Presumo que para alguns o tempo passe feliz. Mas talvez seja uma benção da sua ignorância, que não conseguem antever o destino. Mas sim, são felizes, sem amarguras na alma. Às vezes preferia não saber nada como Sócrates e ser feliz. Mas mesmo este até saber que nada sabia, apenas lhe trazia desgosto, um amargor de a vida ser curta e a quem sonha e quer, retirar tudo no final.


O tempo corre, apesar de passar sempre igual. Talvez correr seja da sua natureza e sejamos nós que às vezes queremos congelar o instante, em volta de um acontecimento feliz ou travá-lo antes de um momento doloroso e triste. Antes da morte, antes de todas as mortes que nos subtraíram e reduziram, rumo ao zero.


“Pai, o que há depois que morremos?”

“Não interessa.” respondeu de pronto.

“Porquê?”

“Porque todos ficaremos a saber, queiramos ou não...”
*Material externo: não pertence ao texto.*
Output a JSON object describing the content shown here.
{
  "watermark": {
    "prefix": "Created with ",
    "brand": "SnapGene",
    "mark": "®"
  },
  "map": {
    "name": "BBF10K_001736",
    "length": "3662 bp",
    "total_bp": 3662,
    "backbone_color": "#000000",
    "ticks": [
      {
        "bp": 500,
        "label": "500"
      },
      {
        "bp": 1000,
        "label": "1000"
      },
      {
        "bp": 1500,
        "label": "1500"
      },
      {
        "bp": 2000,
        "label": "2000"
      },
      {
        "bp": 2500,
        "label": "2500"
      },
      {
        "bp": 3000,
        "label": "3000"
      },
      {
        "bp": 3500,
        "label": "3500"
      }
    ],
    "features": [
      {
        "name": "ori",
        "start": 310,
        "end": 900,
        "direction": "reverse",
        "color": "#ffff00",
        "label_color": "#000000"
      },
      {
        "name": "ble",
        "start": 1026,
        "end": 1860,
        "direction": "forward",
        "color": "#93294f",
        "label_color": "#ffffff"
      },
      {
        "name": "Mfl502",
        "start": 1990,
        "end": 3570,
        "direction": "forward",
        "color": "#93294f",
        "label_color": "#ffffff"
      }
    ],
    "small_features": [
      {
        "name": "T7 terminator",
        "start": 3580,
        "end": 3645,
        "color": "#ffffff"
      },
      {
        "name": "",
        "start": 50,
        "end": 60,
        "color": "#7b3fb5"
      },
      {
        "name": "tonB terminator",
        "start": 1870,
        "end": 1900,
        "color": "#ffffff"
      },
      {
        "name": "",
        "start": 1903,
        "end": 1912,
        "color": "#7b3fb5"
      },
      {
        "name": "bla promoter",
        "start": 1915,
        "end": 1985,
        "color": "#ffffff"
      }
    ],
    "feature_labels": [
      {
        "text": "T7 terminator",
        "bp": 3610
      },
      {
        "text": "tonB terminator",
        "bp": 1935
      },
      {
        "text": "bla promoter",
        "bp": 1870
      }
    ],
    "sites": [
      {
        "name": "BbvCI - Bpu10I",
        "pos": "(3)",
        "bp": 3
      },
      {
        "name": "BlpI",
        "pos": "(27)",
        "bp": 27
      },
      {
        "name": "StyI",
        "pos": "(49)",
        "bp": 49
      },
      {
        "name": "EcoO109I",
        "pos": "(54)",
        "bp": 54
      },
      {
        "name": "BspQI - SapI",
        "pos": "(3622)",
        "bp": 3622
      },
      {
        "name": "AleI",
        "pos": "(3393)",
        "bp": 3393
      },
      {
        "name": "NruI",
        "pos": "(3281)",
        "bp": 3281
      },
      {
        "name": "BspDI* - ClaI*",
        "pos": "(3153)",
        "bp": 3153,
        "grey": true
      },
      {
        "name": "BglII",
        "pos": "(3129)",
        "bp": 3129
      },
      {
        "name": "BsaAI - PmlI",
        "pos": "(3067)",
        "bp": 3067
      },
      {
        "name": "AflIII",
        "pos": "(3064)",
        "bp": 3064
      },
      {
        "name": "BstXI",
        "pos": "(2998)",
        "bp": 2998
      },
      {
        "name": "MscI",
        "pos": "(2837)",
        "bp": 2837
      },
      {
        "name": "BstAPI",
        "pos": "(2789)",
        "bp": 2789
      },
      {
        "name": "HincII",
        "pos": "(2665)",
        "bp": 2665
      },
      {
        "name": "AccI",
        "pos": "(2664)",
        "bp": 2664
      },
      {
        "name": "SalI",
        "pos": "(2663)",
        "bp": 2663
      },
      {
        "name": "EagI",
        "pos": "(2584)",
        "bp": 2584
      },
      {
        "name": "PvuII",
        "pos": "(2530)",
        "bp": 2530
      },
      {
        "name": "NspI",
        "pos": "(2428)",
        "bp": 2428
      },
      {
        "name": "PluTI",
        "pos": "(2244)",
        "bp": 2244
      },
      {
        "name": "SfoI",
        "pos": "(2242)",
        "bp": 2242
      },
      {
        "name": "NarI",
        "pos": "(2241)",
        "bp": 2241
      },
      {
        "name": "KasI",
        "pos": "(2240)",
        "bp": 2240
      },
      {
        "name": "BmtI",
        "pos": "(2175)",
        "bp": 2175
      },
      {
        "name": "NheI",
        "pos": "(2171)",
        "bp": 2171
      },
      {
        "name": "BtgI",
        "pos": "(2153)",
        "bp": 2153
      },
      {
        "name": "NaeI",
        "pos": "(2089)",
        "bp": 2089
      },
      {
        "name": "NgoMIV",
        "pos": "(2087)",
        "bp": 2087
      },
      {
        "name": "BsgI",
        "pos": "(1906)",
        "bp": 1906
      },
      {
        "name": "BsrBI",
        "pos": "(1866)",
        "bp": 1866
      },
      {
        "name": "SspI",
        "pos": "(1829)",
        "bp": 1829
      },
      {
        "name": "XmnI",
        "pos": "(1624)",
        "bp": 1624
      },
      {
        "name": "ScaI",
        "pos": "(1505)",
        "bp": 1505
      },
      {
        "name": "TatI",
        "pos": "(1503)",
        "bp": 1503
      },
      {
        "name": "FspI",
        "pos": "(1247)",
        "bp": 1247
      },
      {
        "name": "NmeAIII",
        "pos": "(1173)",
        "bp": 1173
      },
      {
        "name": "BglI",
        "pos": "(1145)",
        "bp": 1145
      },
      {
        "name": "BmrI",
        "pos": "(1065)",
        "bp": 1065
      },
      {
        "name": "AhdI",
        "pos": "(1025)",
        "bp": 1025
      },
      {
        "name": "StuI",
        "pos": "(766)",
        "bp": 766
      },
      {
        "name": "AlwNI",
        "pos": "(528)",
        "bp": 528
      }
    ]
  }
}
Acho que estou ficando louco, agora que o pai partiu, na sua descoberta do que fica para além.


Os crentes acreditam, fazendo das suas incertezas certezas, acreditando mesmo sem haver nada em que basear a crença e chamam-lhe fé. Gostava de acreditar só pela facilidade, pela falta de exigência, de poder levar uma vida mais leve mesmo que apressada, sempre apressada.

Haverá alguma solução para a angústia existencial?

“Porque tu te preocupas se nada é permanente? Que vaidade é essa tua, de julgar que a tua existência é mais importante que todas as existências passadas? Que cegueira é essa de pensar que és a mais importante de todas as criaturas sencientes?”

“Quem fala?”

“Eu que me rio da tua patética existência! Desse narcisismo permanente de acreditar que a vida é o mais importante!”

“E não é?”

“Sim, mas só enquanto vives. E tu vives? Como podes dizer que vives se te angustia a existência? Esse medo permanente da chegada da morte. Essa paranoia de visualizares um futuro sem ti. Que te pode importar o futuro se nem aprecias o presente? Que sentido faz olhar além se não és capaz de olhar aqui, usufruir o momento? Acalmar.”

Respiro fundo e vejo o mar azul, de inverno, de um azul cinzento e de espuma que se agita. É belo. Sim, consigo ouvir a música que toca no rádio e é serena. Sorrio. Talvez baste. Talvez seja só isso. Sem nenhuma interrogação. Sem nenhuma preocupação. Mergulhar no aqui e agora. Abrir o vidro e sentir esse cheiro a maresia. Oh! Que cheiro fantástico. Que cheiros fantásticos! Cheira à areia molhada... (Esta é a minha praia).

“Vês como é simples? Tudo é demasiado simples. Aceita que não são precisos grandes pensamentos para compreender. Tu sabes tudo! Nasceste com tudo o que é preciso para usufruir a tua vida. Aquela que é só tua...”

A música era bela e tão serena, mas tão serena, que senti vontade de chorar.